Friday, February 25, 2011

Stanley Kurtz Is Dead

I'll miss Stanley. Oh, he wasn't a close friend, or anything like that, but I'll miss him, nevertheless, much as God misses any of His Creation. I mean, I don't have to know his intimate life (although I do) to appreciate the fact that Stanley, well, Stanley was quite a piece of work, and a hard worker, too.

I've got to keep better track of things. I didn't see it coming, and I should have, because that's my job. I suppose I could have prevented his death, it was untimely. According to my charts, Stanley was supposed to clock in another twenty-two years, four months, and eighteen days. I did not anticipate that flying lunch box. Normally, air resistance would have slowed it down so that it would have dented Stanley's head, but it wouldn't have been fatal. Alas, it contained one too many cans of sardines, and it fell, unimpeded down those eighty-seven stories.

No, I don't take the blame for Stanley's passing. I don't engineer events. I just let them happen. I'm not a personal God, because that would make me a personal servant. I don't make coffee for anyone else. And Stanley was walking when the lunch box impacted his cranium. He was one of my best thinkers: clear sighted, energetic, calling out Obama and the homosexual agenda, defending my values. I adored what he did, although I thought he was a bit stuffy and overly combative.

Stanley was right about one thing. Homosexuals getting married is really going to upset the applecart. It's so sad that he stepped in front of that bus trying to avoid that gay skateboarder bearing down on him. I mean, I knew that the skateboarder was packing fudge, but Stanley only knew that theoretically. Stanley was plastered up against the windshield like a giant locust from Utah. His colleagues at the Hudson Institute (of which Dr. Kurtz was an associate fellow) will miss him terribly. The skateboarder was unhurt, but ticketed for feckless behavior.

If I had hands, I would wring them. I once had hands, and I did wring them, and it caused lots of problems. To put it simply, the unexpected expansion of the universe shortly after The Big Bang was caused by a lot of my hand wringing. Or maybe it was the blink of an eye. I forget. Fifteen billion years doesn't seem like a lot of time, but there is so much to remember, and frankly my memory is not that good. I would wring my hands over the demise of Stanley Kurtz. He was that good.

Yes, he was walking his dog, Swoosie (that was his little joke for being saddled with his last name: he really didn't like it that much), when the dachshund leaped after a squirrel, and Stanley slipped on a banana peel. How life mimics art! His left leg came up over his chest and wrenched his buttocks into an airborne state. The cheery whistle on his lips morphed into a rictus grin of prescient doom. Clearly, Stanley knew that his number was up. Felled by a banana peel. This is an end of Biblical proportions. I didn't plan it this way at all. Stanley crumpled on the street, only to be run over by a charging garbage truck. Because I'm God, I don't believe in luck. Fate is another, different thing, though.

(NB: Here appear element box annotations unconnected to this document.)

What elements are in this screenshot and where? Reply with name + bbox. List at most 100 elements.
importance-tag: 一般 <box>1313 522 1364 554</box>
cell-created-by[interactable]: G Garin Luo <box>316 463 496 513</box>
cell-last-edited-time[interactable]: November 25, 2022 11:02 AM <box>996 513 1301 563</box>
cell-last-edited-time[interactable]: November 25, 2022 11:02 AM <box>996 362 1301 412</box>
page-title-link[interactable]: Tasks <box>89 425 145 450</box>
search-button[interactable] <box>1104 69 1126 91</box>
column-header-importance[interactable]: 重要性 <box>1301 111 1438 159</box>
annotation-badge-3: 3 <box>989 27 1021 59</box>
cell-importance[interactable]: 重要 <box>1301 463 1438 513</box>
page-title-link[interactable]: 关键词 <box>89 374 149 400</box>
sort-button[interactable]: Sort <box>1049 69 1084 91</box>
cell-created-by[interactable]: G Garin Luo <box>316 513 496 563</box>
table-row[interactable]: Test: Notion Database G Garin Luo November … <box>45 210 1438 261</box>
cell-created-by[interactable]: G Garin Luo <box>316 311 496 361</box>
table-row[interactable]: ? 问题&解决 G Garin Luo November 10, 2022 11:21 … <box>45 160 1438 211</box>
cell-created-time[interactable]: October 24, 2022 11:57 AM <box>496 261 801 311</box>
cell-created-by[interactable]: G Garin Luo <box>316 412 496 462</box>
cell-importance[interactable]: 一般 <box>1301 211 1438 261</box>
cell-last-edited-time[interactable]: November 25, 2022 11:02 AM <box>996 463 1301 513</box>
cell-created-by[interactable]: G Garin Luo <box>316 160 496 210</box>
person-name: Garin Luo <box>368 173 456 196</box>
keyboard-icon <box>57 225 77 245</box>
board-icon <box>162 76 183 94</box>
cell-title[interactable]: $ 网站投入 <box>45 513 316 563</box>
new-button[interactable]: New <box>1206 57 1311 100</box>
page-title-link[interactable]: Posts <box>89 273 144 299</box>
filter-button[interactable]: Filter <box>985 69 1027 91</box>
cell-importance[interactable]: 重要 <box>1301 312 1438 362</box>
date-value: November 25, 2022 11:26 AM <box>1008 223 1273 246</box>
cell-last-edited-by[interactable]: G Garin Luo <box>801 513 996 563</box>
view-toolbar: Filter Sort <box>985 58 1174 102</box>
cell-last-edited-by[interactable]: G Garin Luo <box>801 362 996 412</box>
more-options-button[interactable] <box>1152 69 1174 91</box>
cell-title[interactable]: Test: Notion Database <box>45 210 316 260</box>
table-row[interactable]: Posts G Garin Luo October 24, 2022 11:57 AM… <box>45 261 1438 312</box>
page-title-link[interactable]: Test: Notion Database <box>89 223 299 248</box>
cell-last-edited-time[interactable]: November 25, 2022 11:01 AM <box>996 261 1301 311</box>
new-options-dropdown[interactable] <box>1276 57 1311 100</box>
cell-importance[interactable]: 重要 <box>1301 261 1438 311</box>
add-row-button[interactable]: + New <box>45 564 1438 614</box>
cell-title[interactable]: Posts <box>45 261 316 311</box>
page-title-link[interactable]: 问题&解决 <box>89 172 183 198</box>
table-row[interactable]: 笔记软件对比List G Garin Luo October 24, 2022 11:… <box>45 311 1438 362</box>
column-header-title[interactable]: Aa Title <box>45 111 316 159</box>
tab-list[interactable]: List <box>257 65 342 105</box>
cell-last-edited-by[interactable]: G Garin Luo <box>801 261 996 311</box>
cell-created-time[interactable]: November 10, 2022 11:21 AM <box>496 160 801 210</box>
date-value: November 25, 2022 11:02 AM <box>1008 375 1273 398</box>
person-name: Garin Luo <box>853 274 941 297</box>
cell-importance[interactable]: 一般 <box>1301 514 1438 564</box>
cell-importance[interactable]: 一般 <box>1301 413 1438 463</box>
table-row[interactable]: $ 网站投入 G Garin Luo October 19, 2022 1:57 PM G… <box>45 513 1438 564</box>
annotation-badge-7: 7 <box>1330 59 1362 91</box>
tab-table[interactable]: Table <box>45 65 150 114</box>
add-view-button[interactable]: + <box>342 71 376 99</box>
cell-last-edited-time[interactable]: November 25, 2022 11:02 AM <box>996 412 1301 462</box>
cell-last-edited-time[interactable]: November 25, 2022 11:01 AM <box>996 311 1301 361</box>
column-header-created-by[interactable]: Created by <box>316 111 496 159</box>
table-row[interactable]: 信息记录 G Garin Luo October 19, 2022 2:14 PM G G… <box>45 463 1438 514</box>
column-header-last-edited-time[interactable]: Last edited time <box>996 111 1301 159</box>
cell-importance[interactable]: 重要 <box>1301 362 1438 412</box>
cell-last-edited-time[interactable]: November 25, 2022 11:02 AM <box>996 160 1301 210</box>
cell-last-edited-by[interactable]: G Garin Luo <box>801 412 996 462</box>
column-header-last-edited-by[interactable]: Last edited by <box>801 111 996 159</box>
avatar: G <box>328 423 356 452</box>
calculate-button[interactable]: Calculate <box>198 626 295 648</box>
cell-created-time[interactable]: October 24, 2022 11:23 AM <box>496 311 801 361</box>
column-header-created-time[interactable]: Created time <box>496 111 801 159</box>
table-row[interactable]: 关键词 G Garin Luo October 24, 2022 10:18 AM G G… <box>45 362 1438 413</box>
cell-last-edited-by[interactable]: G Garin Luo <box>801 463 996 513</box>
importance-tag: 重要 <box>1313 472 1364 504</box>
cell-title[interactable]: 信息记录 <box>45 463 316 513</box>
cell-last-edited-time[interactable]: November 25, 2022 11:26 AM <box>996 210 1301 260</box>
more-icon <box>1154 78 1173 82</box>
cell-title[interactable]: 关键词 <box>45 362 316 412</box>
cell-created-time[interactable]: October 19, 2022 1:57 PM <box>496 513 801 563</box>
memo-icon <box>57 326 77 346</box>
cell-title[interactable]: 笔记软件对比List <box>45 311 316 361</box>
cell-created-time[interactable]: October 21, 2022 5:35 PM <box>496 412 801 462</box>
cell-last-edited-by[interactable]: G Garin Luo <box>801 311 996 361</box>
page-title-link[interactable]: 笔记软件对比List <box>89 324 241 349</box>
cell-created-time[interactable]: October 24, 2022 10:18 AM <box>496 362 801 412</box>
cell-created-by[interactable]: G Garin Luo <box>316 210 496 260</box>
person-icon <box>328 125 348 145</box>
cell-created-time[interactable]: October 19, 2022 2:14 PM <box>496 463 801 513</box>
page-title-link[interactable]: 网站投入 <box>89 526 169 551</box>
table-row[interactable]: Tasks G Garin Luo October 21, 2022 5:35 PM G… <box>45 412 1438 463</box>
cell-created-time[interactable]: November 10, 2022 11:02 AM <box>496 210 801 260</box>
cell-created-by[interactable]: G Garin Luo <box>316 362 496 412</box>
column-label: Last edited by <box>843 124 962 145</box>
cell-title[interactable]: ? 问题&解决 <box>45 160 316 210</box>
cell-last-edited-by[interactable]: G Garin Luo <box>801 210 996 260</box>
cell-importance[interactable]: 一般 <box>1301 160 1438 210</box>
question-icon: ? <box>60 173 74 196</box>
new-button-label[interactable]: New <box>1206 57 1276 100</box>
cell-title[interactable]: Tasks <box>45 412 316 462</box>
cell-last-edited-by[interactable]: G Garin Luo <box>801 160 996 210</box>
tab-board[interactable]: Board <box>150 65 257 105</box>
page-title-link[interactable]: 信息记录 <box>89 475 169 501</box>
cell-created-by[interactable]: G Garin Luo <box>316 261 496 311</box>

Like Stanley, I don't particularly like homosexuals mocking me. They pretend that when they marry each other, it's all going to settle the matter. I sent them Fred Phelps. I sent them Pat Robertson. I sent them Stanley Kurtz. I even sent them Jesus Christ and Joseph Smith, Jr. I stripped them of their dignity. I had thugs beat and murder them. I turned my back on them, even the ones I loved (Caravaggio's angels come to mind). And what do they do? They want to get married. Can you imagine that? They want to get married!

Stanley would have none of it. He was a great statistician, which is to say, he was no statistician at all. He knew how to make numbers lie so that hateful pols and smarmy media commentators could make blood libel (truly, those Americans really do like to kill homosexuals) about part of my imperfect creation, something that I was a little disturbed about, too. Stanley knew, and I fully agree, because I am God, that homosexuals threaten marriage. I'm not sure why they threaten marriage, that was up to Stanley to figure out. So he lied about it.

My creation started out better than this, and the six thousand years or so (yeah, I know I cooked the fossil record, too) turned out pretty well. The earth had a certain bloody order (if not the universe). But it's gotten out of whack. The Madonna isn't a virgin anymore. Jesus is a Mexican baseball player. And Modern Family is the most popular television show in America. I gave them Sarah Palin, but they are watching Glee. And now, Stanley is gone. I weep, but enough of that. You don't want to see me weep. It messes up the atmosphere.

So Stanley died at his desk. He was reading M.V. Lee Badgett's book, When Gay People Get Married. His hippocampus suffered a proto-molecular quantum wave collapse. He never recovered. Dead as a door nail. Stanley Kurtz is dead.